Any one of those four fellow Democrats and two Republicans could have posed a threat for Harris’ bid to replace the retiring Sen. Barbara Boxer. Harris doesn’t look particularly intimidating, but she got to work very quickly on the Senate race, declaring for the job almost immediately after Boxer announced her impending retirement.
Before anyone else had done much of anything, she staged high-profile fund-raisers in Bel Air, Long Beach, San Francisco and Washington D.C. At the same time, she quickly got endorsements from dozens of prominent Democrats. Harris, who handily won reelection as attorney general last fall before starting this run, also was helped when her investigators raided the home of the disgraced Michael Peevey, former head of the state Public Utilities Commission.
Investigating Peevey, who drew praise from Gov. Jerry Brown and other major Democrats even as his alleged corruption became more and more evident, has made Harris seem politically independent and a tough backer of consumer interests.
Put all this together and she’s a pretty intimidating candidate.
Yes, there’s still the possibility of someone else substantial getting in against Harris, whose name was recognized by only 40 percent of likely voters in one late-winter poll. But so far, the only declared opponent is Republican Assemblyman Rocky Chavez of San Diego County.
Several Democratic congressional veterans, realizing that gerrymandering in other states has made it very difficult for their party to regain control of the House of Representatives, also might risk making this run.
While Harris’ early entrance, bully pulpit as attorney general and her early endorsements strengthen her, she lacks the huge war chest used so often by senatorial candidates like Feinstein, Alan Cranston and Pete Wilson to scare off significant opposition. Newsom, who quickly raised $800,000 this winter to run for governor atop the $3 million left in his campaign kitty after last year’s run for reelection, will plainly try to employ financial intimidation against all but billionaires when his campaign gets serious two years from now.

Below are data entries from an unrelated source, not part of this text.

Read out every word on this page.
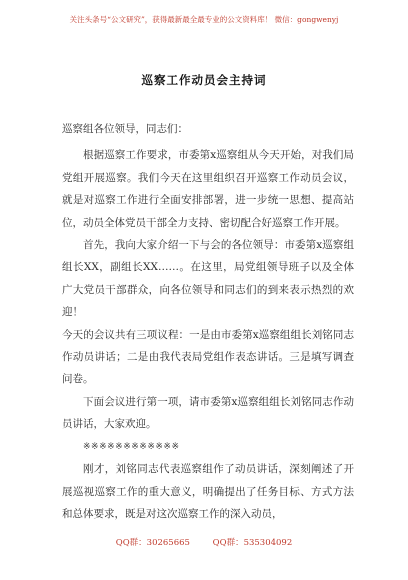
关注头条号“公文研究”，获得最新最全最专业的公文资料库！ 微信：gongwenyj
巡察工作动员会主持词

巡察组各位领导，同志们：

根据巡察工作要求，市委第x巡察组从今天开始，对我们局党组开展巡察。我们今天在这里组织召开巡察工作动员会议，就是对巡察工作进行全面安排部署，进一步统一思想、提高站位，动员全体党员干部全力支持、密切配合好巡察工作开展。

首先，我向大家介绍一下与会的各位领导：市委第x巡察组组长XX，副组长XX……。在这里，局党组领导班子以及全体广大党员干部群众，向各位领导和同志们的到来表示热烈的欢迎！

今天的会议共有三项议程：一是由市委第x巡察组组长刘铭同志作动员讲话；二是由我代表局党组作表态讲话。三是填写调查问卷。

下面会议进行第一项，请市委第x巡察组组长刘铭同志作动员讲话，大家欢迎。

※※※※※※※※※※※※

刚才，刘铭同志代表巡察组作了动员讲话，深刻阐述了开展巡视巡察工作的重大意义，明确提出了任务目标、方式方法和总体要求，既是对这次巡察工作的深入动员，

QQ群：30265665	QQ群：535304092
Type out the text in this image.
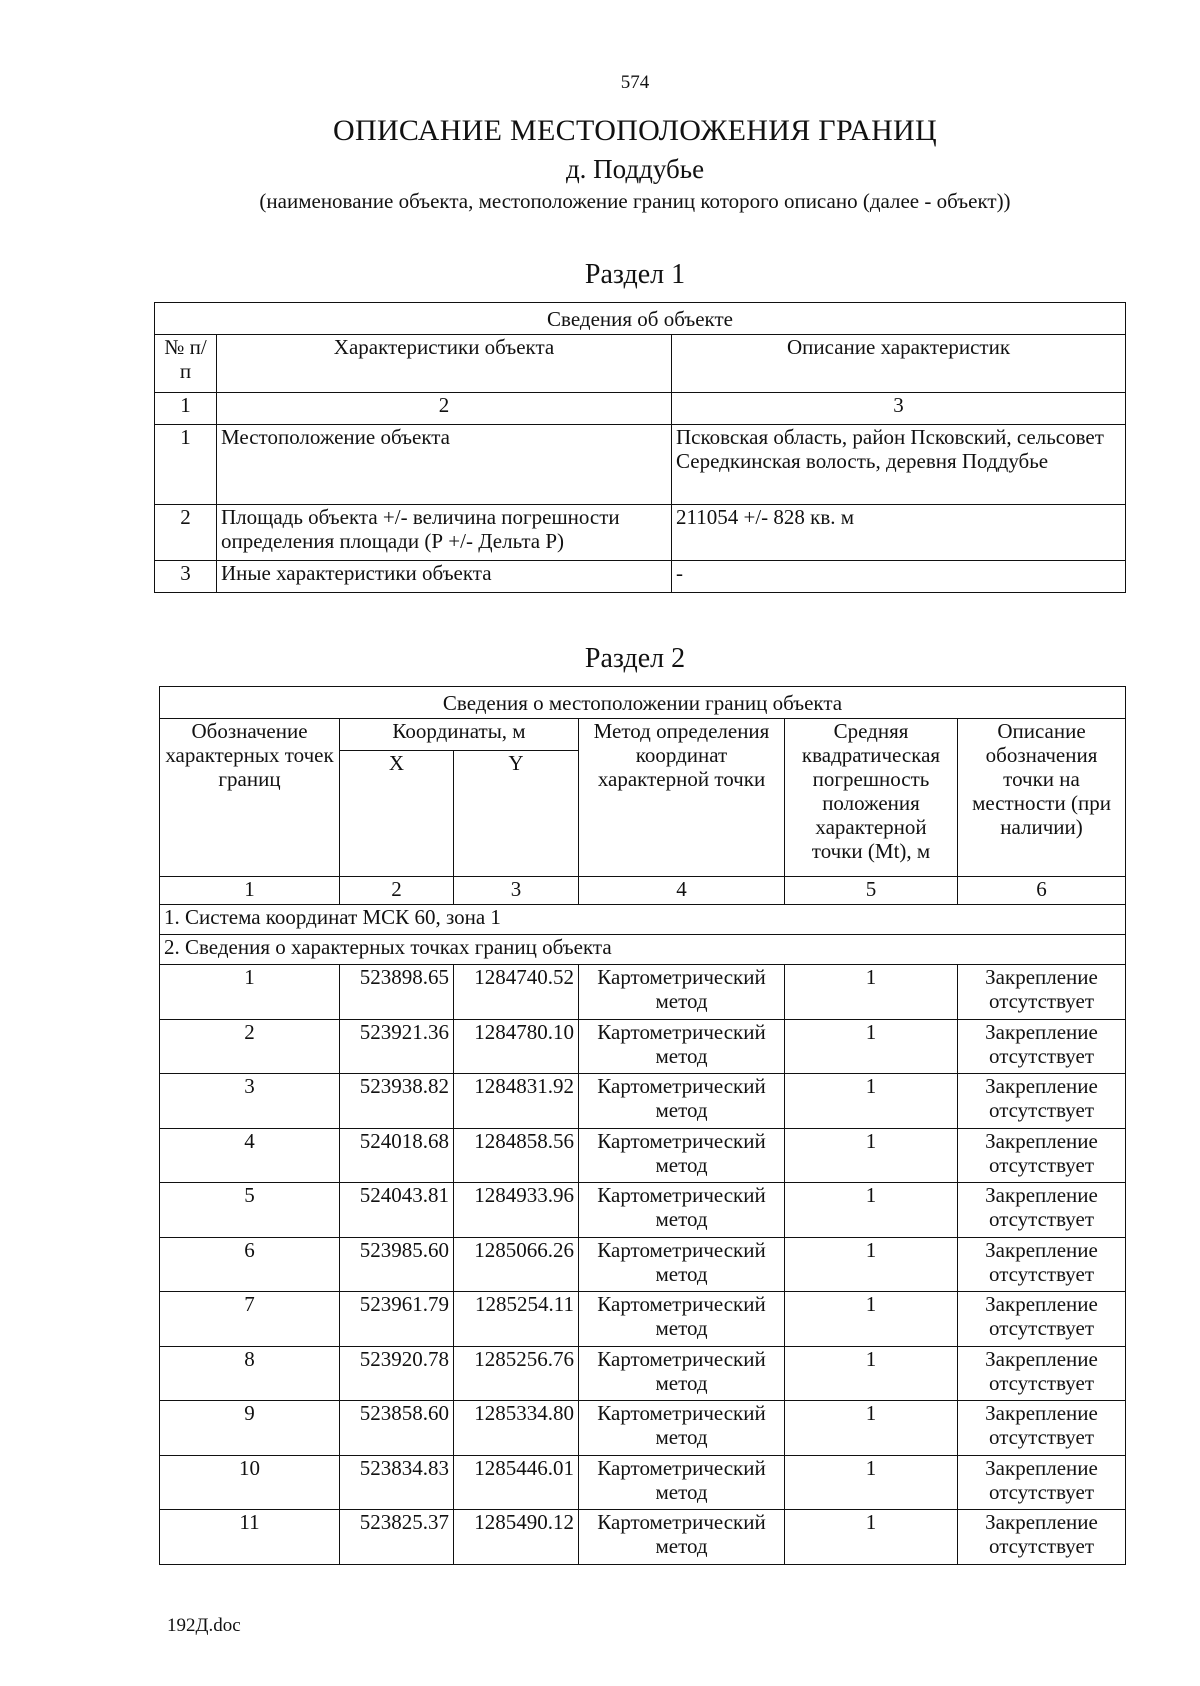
574
ОПИСАНИЕ МЕСТОПОЛОЖЕНИЯ ГРАНИЦ
д. Поддубье
(наименование объекта, местоположение границ которого описано (далее - объект))
Раздел 1
Сведения об объекте		
№ п/п	Характеристики объекта	Описание характеристик
1	2	3
1	Местоположение объекта	Псковская область, район Псковский, сельсовет Середкинская волость, деревня Поддубье
2	Площадь объекта +/- величина погрешности определения площади (Р +/- Дельта Р)	211054 +/- 828 кв. м
3	Иные характеристики объекта	-
Раздел 2
Сведения о местоположении границ объекта					
Обозначение характерных точек границ	Координаты, м		Метод определения координат характерной точки	Средняя квадратическая погрешность положения характерной точки (Мt), м	Описание обозначения точки на местности (при наличии)
	X	Y			
1	2	3	4	5	6
1. Система координат МСК 60, зона 1					
2. Сведения о характерных точках границ объекта					
1	523898.65	1284740.52	Картометрический метод	1	Закрепление отсутствует
2	523921.36	1284780.10	Картометрический метод	1	Закрепление отсутствует
3	523938.82	1284831.92	Картометрический метод	1	Закрепление отсутствует
4	524018.68	1284858.56	Картометрический метод	1	Закрепление отсутствует
5	524043.81	1284933.96	Картометрический метод	1	Закрепление отсутствует
6	523985.60	1285066.26	Картометрический метод	1	Закрепление отсутствует
7	523961.79	1285254.11	Картометрический метод	1	Закрепление отсутствует
8	523920.78	1285256.76	Картометрический метод	1	Закрепление отсутствует
9	523858.60	1285334.80	Картометрический метод	1	Закрепление отсутствует
10	523834.83	1285446.01	Картометрический метод	1	Закрепление отсутствует
11	523825.37	1285490.12	Картометрический метод	1	Закрепление отсутствует
192Д.doc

But Harris didn’t have that kind of money before she began raising new funds and has not made a formal financial report. She had just $1.3 million in her campaign account when her reelection run ended last fall, and it’s unclear how much of that is transferable to a federal campaign.
By contrast, Burbank Democratic Rep. Adam Schiff had $2.1 million in his war chest at last report, and all of it could be used for a Senate run if he opts for that over reelection. Schiff has also said he thinks it’s time a credible Southern California candidate challenged the state’s San Francisco-based Democratic power elite, including Sen. Dianne Feinstein, Newsom, Harris, party chairman John Burton and Gov. Jerry Brown, with his base across the Bay in nearby Oakland.
Villaraigosa, with strong appeal among Latino voters, had appeared poised to be that kind of candidate before pulling out. Another Latino might yet emerge as a Harris challenger, with Orange County Congresswoman Loretta Sanchez and Xavier Becerra of East Los Angeles, part of the House Democratic leadership, still possibilities.
But right now Harris dominates this race, in part because she got in early and acted fast. Unless someone else acts soon, it figures to be more coronation than contest.